Die Klägerin ficht einen Schenkungsvertrag hinsichtlich einer Liegenschaftshälfte wegen Willensmängeln an und begehrt die Aufhebung des Schenkungsvertrages auch aus dem Grund des Widerrufs der Schenkung. Das Klagebegehren ist auf die Aufhebung des Schenkungsvertrages, die Einverleibung des Eigentumsrechtes der Klägerin am Geschenkobjekt sowie auf die Übergabe der Liegenschaftshälfte gerichtet. Nach dem weiteren Klagevorbringen hätten die Geschenkgeberin und der Geschenknehmer einen Teil des Schenkungsobjektes an Dritte veräußert. Der Kaufpreis sei noch nicht bezahlt worden. Die Klägerin begehrt die Erlassung einer einstweiligen Verfügung, womit ihr Anspruch auf Rückgabe der Liegenschaftshälfte sowie der Anspruch auf Ausfolgung des Kaufpreises gesichert werden sollen. Der Sicherungsantrag zielt auf zwei an den Beklagten gerichtete Verfügungsverbote hinsichtlich des Kaufpreises und zwei an einen Notar und an eine Bank gerichtete Drittverbote. Der Beklagte sei einkommenslos und verfüge mit Ausnahme des Liegenschaftsanteils über kein Vermögen. Für den Fall des Eintritts der vereinbarten Bedingung des Kaufvertrages und der Auszahlung des Kaufpreises an den Beklagten hätte die Klägerin einen Anspruch auf Auszahlung des Kaufpreises (stellvertretendes commodum). Die einstweilige Verfügung käme zu spät, wenn sie erst nach Eintritt der Rechtswirksamkeit der Kaufverträge und "Fälligkeit der Ausfolgung der Kaufpreise" erlassen werden würde.

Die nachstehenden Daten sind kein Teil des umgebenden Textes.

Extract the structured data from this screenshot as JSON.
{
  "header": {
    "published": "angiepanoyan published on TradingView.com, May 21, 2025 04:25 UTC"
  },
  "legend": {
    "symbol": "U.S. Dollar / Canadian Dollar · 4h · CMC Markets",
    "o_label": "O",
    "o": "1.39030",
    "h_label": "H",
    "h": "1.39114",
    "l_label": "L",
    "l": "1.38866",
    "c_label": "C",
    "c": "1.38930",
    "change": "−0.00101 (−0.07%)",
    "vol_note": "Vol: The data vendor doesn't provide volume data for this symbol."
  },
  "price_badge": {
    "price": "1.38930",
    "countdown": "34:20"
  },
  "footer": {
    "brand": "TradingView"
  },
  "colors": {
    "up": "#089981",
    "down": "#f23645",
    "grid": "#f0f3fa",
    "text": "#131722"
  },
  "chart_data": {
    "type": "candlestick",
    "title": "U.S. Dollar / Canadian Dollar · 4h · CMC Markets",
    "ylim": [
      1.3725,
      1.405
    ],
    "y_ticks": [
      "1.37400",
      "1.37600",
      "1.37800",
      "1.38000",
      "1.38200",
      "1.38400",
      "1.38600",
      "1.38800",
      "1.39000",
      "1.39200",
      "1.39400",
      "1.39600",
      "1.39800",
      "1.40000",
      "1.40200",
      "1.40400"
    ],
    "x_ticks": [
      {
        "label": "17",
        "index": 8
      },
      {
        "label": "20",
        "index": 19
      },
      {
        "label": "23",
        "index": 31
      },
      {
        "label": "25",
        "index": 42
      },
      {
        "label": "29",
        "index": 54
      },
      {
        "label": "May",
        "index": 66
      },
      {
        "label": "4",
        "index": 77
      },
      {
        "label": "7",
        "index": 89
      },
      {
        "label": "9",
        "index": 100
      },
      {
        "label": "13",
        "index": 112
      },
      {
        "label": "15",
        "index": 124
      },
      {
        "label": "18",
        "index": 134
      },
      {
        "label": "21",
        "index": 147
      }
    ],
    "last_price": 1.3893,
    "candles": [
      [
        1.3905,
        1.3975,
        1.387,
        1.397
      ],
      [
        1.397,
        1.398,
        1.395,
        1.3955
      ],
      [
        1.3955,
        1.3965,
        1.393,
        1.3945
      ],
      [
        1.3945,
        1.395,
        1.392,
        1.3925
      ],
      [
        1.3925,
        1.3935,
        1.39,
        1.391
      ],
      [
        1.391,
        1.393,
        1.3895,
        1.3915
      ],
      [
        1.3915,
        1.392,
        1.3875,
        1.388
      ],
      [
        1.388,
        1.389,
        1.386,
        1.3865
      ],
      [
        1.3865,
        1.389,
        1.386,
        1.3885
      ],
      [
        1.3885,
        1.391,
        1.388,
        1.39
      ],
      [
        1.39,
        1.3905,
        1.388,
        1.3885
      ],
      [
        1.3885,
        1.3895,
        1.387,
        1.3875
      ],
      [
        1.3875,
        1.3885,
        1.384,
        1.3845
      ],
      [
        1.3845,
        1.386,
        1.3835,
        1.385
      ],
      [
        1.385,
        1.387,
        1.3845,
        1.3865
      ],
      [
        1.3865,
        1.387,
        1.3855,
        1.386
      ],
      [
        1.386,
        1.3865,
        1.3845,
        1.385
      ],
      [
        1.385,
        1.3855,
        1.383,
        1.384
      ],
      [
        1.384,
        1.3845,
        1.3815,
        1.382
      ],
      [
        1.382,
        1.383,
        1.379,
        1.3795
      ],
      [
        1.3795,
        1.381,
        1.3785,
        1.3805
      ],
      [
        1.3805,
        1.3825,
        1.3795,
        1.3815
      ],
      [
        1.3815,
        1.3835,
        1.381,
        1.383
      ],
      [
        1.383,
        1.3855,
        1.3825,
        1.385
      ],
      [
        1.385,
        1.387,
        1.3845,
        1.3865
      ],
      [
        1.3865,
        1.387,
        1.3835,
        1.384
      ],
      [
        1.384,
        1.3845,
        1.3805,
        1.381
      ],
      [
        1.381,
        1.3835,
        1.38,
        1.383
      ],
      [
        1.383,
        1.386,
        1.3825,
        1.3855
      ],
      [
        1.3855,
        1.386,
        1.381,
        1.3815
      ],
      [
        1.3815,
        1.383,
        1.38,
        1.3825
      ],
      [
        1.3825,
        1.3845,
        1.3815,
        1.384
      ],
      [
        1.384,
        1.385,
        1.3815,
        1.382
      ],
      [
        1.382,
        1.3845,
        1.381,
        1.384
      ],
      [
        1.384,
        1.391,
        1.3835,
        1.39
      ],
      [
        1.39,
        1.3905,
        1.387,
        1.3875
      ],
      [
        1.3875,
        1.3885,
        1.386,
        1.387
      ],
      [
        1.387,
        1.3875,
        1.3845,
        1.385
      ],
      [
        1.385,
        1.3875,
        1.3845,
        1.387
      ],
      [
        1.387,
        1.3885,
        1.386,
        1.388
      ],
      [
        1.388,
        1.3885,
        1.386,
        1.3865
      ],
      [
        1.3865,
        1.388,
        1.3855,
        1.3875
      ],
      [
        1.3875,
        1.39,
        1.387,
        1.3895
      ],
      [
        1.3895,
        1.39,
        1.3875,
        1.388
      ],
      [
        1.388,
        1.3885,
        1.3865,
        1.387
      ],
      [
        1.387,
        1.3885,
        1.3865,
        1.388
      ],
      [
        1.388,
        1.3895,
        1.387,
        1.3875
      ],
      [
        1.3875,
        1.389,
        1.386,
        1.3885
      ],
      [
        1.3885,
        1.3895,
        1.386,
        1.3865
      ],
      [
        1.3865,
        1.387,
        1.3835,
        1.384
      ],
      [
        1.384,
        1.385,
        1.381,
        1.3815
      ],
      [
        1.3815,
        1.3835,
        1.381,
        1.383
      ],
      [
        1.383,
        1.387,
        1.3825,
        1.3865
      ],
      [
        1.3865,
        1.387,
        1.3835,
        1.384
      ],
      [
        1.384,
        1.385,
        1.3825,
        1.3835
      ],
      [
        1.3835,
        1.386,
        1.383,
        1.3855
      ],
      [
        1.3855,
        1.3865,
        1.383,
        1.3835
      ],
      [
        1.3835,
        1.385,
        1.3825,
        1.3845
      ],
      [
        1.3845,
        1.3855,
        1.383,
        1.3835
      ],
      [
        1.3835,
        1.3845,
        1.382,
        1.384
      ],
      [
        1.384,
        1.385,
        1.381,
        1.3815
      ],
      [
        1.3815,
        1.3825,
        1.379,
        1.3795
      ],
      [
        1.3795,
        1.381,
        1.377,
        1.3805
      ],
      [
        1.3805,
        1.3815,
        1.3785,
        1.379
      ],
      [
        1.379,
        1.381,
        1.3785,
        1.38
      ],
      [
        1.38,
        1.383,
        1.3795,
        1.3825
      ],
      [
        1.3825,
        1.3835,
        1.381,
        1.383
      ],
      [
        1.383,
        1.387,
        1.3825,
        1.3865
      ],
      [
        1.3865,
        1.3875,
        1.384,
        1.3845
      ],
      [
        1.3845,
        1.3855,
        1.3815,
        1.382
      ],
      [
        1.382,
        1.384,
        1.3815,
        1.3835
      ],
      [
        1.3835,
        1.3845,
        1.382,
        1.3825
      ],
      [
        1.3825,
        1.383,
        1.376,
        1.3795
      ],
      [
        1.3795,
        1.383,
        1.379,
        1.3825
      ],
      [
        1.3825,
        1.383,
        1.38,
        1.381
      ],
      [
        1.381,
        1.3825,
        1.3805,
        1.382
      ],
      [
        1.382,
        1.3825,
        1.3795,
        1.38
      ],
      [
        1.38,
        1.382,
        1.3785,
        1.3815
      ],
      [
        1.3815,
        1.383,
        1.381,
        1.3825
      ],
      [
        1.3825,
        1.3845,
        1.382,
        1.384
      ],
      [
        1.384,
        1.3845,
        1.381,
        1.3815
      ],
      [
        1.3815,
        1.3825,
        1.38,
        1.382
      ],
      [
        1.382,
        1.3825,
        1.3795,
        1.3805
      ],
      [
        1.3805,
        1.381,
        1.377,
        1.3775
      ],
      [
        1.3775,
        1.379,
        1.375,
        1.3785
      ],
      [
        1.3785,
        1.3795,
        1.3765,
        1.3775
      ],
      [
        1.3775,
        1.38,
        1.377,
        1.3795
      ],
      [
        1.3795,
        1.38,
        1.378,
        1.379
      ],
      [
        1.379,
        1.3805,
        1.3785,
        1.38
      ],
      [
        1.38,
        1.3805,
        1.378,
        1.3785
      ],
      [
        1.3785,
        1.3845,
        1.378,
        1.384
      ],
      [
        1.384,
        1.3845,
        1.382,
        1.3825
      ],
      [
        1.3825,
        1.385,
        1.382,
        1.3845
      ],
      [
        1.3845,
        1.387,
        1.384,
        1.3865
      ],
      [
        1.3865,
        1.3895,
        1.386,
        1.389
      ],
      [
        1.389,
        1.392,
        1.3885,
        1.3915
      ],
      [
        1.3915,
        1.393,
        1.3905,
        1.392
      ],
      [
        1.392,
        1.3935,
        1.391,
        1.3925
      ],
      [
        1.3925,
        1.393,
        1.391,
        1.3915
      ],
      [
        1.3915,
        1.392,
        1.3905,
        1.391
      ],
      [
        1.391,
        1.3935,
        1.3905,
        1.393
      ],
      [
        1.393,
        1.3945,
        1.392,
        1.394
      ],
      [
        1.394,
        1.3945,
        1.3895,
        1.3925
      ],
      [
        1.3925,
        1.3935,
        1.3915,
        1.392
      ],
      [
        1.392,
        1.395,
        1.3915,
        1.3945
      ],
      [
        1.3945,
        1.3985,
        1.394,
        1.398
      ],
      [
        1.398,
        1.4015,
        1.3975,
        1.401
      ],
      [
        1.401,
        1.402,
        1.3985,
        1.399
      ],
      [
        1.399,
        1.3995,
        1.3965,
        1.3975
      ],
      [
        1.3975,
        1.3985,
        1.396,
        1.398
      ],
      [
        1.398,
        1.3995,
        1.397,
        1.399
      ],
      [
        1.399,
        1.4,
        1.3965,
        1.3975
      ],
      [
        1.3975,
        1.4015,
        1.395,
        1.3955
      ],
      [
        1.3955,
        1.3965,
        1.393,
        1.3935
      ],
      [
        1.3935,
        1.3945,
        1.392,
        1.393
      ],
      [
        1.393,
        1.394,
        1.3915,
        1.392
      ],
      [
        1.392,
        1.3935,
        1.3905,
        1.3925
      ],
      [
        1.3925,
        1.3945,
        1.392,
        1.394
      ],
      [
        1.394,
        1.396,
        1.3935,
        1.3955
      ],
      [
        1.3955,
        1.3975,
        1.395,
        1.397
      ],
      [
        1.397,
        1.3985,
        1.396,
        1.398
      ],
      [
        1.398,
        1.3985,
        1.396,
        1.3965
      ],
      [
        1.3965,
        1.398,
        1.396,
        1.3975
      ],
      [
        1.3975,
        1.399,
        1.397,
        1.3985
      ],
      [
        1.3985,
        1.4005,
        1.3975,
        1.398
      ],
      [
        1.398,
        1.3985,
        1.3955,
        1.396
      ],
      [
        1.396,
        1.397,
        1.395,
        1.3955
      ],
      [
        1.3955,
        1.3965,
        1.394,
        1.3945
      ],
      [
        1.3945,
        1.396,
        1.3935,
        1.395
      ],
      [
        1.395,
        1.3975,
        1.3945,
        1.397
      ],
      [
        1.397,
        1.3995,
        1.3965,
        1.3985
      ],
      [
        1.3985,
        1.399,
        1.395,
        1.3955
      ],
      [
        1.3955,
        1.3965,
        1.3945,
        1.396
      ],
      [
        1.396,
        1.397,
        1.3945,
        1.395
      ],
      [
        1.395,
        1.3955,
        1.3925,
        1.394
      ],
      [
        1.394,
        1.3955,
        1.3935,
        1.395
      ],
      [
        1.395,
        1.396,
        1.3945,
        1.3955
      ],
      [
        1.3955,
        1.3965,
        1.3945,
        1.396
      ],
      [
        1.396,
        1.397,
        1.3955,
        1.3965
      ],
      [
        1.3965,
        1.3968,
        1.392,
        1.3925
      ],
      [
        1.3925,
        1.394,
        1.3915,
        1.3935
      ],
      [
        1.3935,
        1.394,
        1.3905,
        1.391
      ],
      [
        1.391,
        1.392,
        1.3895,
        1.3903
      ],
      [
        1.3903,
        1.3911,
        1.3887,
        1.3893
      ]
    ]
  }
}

Das Erstgericht wies den Sicherungsantrag ab. Die begehrten Sicherungsmittel (bezüglich des Kaufpreises) könnten die klageweise geltend gemachten Ansprüche auf Aufhebung des Schenkungsvertrages, Räumung und Rückstellung der Liegenschaftshälfte nicht sichern. Ein Anspruch auf Ausfolgung des Kaufpreises für den geschenkten und dann an Dritte veräußerten Liegenschaftsanteil bestehe derzeit nicht.

Das Rekursgericht gab dem Rekurs der Klägerin nicht Folge und bestätigte die Abweisung des Antrages auf Erlassung einer einstweiligen Verfügung zur Sicherung des Anspruchs der Klägerin auf Rückgabe der Hälfteanteile des Beklagten an der Liegenschaft EZ 334, Grundbuch 23405 KG Ebenfurth, Bezirksgericht Wiener Neustadt. Im Umfang der Abweisung des Antrages auf Erlassung einer einstweiligen Verfügung zur Sicherung des Anspruchs der Klägerin auf Ausfolgung des auf die Liegenschaftsanteile entfallenden Kaufpreises hob das Rekursgericht die angefochtene Entscheidung als nichtig auf und überwies die Rechtssache in diesem Umfang gemäß § 44 JN an das Bezirksgericht Wiener Neustadt. In seiner meritorischen Entscheidung teilte das Rekursgericht die Auffassung des Erstgerichtes, daß der auf die Erlassung von Drittverboten betreffend allenfalls bei den Drittschuldnern eingehende Kaufpreiszahlungen gerichtete Sicherungsantrag "schon rein begrifflich" zur Sicherung des Anspruchs auf Rückgabe der Liegenschaftsanteile ungeeignet sei. Zur Nichtigkeit und Überweisung gemäß § 44 JN führte das Rekursgericht aus, daß ein Anspruch auf Auszahlung von Kaufpreisen zumindest derzeit noch nicht geltend gemacht worden sei. Ein Anspruch bestehe mangels Eintritts der aufschiebenden Bedingung noch nicht. Es handle sich daher um einen Sicherungsantrag vor Einleitung eines Rechtsstreites, für den die Zuständigkeit des Bezirksgerichtes gegeben sei, bei dem der Beklagte seinen allgemeinen Gerichtsstand in Streitsachen habe. Die Gerichtsstände der EO seien zwingend. Von einem unzuständigen Gericht getroffene Entscheidungen seien nichtig. Gemäß § 44 JN sei der Sicherungsantrag an das zuständige Bezirksgericht zu verweisen gewesen.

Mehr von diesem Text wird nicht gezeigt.